15 February 2023

Coffee with Kierkegaard

 



Faith therefore is not an aesthetic emotion but something far higher, precisely because it has resignation as its presupposition;  it is not an immediate instinct of the heart, but is the paradox of life and existence.
- Søren Kierkegaard

It was early on Saturday. Surrounded by soupy overcast skies and with a twinge of change in the weather, I ventured out to the downtown bookshop, Pressed. It's a delight coming early in the morning, as the quiet atmosphere makes me feel as if it's all my own, for a few minutes anyway. After ordering a coffee and a brief browse of the shelves (saying hello to my own published books on the shelves) I settle down at a table with a rose latte (wonderfully delicious), and pull out the book I keep anticipating getting to open again for any time I can grab - Fear and Trembling by Søren Kierkegaard. 
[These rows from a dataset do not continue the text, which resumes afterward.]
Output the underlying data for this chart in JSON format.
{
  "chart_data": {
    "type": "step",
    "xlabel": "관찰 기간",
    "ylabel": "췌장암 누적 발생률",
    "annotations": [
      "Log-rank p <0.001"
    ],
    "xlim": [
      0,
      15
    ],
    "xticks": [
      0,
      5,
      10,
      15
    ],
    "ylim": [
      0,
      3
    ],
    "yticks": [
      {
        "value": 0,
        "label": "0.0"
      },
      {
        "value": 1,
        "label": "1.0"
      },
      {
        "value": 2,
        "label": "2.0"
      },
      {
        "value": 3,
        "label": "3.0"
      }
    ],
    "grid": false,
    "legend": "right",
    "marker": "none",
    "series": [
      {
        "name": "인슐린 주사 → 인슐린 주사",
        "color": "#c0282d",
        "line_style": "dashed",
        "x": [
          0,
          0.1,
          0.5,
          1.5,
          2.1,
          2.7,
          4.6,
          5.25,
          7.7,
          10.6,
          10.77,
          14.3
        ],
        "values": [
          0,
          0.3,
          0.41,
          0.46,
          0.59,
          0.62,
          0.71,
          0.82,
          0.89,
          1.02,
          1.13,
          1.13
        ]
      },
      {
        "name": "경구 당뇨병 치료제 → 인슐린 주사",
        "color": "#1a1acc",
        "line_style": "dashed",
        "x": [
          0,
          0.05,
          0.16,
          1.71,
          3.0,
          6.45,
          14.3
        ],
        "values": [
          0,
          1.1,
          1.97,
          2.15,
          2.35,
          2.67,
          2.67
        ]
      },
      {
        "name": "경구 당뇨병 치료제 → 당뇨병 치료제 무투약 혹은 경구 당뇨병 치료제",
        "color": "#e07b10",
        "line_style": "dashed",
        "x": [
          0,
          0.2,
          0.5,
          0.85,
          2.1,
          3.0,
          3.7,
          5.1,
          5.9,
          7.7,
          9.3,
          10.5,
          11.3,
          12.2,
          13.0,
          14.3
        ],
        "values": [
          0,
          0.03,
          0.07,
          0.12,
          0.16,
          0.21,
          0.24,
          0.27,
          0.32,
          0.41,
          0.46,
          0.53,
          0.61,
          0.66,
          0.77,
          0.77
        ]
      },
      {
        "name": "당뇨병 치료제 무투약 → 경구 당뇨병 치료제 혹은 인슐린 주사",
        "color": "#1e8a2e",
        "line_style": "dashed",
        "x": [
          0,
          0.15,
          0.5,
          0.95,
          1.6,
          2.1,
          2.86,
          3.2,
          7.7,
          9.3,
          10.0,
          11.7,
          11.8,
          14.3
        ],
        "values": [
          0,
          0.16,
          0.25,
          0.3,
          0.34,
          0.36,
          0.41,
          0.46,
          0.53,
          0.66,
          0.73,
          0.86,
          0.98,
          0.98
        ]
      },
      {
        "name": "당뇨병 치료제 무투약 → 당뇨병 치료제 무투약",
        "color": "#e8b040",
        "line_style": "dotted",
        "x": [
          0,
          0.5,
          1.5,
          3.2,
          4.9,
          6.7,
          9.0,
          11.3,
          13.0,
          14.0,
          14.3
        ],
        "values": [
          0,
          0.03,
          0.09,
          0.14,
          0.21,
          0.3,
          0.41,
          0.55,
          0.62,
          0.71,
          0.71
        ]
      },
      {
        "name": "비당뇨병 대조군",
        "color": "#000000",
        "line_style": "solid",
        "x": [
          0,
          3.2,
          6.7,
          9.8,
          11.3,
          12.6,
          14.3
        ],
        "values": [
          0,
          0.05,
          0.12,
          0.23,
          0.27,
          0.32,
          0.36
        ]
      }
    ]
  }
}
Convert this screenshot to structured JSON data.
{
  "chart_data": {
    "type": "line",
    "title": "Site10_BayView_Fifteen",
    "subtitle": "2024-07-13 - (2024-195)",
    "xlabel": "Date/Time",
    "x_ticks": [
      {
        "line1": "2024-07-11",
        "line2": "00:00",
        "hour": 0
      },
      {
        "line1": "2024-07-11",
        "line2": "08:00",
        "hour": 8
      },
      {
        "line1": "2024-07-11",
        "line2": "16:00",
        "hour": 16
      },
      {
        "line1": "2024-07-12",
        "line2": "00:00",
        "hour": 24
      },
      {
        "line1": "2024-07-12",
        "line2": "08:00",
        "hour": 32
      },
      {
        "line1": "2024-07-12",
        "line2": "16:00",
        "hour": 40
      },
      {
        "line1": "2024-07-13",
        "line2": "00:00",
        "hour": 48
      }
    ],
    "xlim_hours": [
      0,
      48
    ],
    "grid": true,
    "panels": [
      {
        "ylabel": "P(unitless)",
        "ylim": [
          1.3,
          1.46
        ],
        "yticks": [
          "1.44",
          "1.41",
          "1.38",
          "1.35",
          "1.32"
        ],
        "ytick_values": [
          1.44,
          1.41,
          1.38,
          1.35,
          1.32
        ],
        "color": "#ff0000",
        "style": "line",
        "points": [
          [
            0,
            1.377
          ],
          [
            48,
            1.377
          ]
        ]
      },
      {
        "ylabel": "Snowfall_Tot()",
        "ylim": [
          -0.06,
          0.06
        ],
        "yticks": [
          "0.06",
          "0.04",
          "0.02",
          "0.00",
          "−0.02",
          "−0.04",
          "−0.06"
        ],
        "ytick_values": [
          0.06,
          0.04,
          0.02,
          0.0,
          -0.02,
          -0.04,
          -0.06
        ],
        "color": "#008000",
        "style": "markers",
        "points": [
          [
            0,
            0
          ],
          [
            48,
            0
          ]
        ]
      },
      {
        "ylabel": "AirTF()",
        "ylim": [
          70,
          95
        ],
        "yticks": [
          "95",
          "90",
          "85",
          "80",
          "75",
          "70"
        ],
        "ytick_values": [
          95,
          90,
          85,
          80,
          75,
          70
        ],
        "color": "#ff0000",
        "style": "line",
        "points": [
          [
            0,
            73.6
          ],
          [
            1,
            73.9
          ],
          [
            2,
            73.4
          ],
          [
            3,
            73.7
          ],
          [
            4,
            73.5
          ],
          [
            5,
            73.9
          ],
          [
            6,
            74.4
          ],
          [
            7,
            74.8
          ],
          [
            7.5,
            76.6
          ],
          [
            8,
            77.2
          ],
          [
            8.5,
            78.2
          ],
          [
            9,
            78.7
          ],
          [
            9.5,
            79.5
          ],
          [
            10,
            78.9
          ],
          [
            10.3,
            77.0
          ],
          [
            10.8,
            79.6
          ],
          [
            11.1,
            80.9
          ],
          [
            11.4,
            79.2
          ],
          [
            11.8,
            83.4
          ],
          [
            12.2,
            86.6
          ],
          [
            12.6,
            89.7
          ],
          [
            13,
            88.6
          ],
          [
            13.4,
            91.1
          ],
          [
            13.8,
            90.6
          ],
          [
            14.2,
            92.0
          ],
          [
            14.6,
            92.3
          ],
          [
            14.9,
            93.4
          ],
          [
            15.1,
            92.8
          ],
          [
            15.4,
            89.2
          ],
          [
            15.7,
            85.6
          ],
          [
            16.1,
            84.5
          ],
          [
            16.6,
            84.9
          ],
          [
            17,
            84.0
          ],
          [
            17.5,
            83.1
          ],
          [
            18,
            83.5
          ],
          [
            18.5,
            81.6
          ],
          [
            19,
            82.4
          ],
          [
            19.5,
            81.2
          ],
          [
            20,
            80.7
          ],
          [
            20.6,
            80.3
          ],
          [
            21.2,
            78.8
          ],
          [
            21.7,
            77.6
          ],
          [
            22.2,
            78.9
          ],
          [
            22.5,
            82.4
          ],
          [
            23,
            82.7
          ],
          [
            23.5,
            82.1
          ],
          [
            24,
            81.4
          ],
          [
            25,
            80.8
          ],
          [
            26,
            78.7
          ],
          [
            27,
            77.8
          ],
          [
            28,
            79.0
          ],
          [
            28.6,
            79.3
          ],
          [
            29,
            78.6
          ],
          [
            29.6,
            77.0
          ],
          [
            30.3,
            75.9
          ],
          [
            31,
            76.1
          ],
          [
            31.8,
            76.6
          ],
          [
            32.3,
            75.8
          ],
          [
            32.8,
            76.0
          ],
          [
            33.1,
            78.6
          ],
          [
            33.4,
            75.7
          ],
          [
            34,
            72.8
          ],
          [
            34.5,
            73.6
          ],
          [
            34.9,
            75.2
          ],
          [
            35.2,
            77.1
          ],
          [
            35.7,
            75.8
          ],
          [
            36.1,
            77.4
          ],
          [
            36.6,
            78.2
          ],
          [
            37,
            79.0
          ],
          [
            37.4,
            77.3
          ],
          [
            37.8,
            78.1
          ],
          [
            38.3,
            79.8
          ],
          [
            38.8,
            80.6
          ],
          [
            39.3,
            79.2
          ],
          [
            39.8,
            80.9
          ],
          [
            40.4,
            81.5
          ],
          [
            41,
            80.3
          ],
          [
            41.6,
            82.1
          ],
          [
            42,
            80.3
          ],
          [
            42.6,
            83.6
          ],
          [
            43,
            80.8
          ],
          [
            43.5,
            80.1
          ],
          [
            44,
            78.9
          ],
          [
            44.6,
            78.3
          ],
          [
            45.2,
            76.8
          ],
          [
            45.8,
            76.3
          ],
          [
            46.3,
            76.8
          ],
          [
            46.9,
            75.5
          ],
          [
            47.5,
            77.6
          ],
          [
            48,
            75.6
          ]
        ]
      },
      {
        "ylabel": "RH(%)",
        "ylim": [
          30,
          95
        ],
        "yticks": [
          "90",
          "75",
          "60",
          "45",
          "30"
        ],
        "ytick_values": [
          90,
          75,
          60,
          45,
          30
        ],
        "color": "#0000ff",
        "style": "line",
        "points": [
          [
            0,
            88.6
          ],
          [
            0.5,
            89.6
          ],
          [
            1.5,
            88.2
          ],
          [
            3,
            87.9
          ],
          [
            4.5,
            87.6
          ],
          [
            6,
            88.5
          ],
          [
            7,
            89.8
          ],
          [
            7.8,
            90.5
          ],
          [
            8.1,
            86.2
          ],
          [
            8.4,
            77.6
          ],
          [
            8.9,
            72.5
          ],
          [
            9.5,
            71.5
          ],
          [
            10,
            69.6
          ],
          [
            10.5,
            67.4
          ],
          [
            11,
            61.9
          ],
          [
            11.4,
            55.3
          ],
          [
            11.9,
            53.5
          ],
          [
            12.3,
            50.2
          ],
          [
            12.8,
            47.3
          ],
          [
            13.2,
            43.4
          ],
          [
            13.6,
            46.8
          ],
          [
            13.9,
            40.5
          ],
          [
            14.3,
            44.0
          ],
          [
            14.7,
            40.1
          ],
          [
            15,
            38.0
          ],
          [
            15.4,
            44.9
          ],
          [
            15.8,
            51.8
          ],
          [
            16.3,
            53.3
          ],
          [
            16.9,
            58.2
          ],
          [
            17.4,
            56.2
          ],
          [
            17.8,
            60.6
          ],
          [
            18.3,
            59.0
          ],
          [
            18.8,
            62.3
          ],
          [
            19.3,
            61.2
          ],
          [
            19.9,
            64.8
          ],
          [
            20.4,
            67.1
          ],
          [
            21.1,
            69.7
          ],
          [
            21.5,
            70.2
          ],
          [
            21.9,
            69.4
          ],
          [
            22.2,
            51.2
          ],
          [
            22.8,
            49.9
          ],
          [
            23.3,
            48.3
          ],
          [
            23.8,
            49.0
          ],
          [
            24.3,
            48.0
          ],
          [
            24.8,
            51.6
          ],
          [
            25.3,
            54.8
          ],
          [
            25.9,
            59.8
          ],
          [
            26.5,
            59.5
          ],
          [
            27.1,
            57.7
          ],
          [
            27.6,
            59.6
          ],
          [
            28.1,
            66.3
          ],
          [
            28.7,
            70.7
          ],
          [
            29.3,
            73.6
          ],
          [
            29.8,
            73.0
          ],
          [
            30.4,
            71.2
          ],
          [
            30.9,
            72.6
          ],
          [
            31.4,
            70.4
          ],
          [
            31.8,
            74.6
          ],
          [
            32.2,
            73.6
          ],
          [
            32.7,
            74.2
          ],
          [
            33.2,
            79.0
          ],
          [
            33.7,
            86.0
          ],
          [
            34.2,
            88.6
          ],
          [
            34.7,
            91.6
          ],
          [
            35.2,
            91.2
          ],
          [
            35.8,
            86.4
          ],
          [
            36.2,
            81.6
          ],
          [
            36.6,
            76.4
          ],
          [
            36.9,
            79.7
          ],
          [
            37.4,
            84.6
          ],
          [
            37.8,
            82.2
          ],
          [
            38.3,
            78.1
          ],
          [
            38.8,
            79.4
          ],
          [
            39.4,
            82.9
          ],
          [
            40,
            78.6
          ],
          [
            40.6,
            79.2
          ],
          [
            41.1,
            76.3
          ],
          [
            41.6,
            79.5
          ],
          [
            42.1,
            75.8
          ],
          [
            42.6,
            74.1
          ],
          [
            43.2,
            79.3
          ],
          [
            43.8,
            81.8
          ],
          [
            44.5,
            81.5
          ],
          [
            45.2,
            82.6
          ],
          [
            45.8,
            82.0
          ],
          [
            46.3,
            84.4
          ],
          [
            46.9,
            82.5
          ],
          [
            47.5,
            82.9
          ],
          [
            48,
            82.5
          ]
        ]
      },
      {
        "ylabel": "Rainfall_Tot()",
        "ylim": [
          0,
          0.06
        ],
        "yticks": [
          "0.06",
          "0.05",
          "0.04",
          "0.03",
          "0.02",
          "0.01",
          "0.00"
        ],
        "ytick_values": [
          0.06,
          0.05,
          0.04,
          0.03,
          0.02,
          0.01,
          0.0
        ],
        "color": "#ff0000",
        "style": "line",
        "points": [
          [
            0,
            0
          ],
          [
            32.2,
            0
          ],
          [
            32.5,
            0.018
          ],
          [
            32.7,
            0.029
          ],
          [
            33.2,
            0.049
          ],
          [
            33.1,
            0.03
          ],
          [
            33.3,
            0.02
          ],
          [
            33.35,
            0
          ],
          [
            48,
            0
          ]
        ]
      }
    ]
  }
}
This is a re-read for me, but oh how this is like reading all afresh. I have learned in the last few years how to read S.K. as I would find myself sometimes feeling rather confused by his genius. He's hard to keep up with sometimes, so with him I read slowly, digesting each sentence. I now follow him with a deeper understanding, and wow, the effort is worth it. He makes me think about things I realize now I have always pondered and yet never explored. And he argues head-on with the philosophical viewpoints of his day (which have passed down to our own day in altered ways through Hegel then others). S.K. is now known as the grandfather of existentialism. Future philosophers take pieces of his ideas (on the individual and the absurd) to create their own version of modern 20th century philosophy, yet removed from Christianity. When those modern thinkers talk about the absurd, this is what S.K. holds up for us to see more deeply into the paradox of Christianity in Fear and Trembling.

The story of Abraham and Isaac is well known to us, and yet how have we explained this story? Have we failed to see by what ethical and moral standards this story makes sense in the world where a father is set to sacrifice his son? S.K. argues that there is something higher than the moral and ethical of this world, and he looks to the story of Abraham as containing a teleological suspension of the ethical. The teleological is that which is concerned with the design and purpose in the materials world. S.K. explains that looking at Abraham from a purely ethical standpoint (as if ethics was the highest thing, which by the way would be thinking like a Greek), Abraham could be called a murderer. The fact that he was willing to sacrifice (murder) his beloved son is a terrible thing to behold in that viewpoint. And yet, if we are able to suspend our worldly view of the ethical and accept that by virtue of the absurd (meaning something which we cannot explain or understand) we can come to the conclusion that there is something higher at work here, something far greater, that is faith.
Abraham is the representative of faith, and that faith is normally expressed in him whose life is not merely the most paradoxical that can be thought but so paradoxical that it cannot be thought at all. He acts by virtue of the absurd, for it is precisely absurd that he as the particular is higher than the universal...By virtue of the absurd he gets Isaac again. Abraham is therefore at no instant a tragic hero but something quite different, either a murderer or a believer. The middle term which saves the tragic hero, Abraham has not. Hence it is that I can understand the tragic hero but cannot understand Abraham, though in a certain crazy sense I admire him more than all other men.

S.K. compares Abraham with the Greek tragic heroes to pull different points on how they are not representing the same thing. For the Greek tragic hero, the ethical is the highest, that is, a relationship between father, son, daughter, etc. There is no personal relationship with their deity. There is nothing higher than that in their world. However, S.K. is drawing us to overstep the ethical entirely and into a higher telos (end).

Abraham is willing to give everything up (resign it all, including his most beloved son Isaac) for God, which S.K. refers to as infinite resignation. Doing this allows one to be lead to faith, and in faith one acquires everything. This is why Abraham is known for his faith, and praised for it. He gave everything up to gain it all through faith.

I have much more to read - but reading into S.K.'s thoughts makes me feel the need to stop and think about it, write about it, and keep reading. Hopefully I will get to have some more coffee with Kierkegaard soon.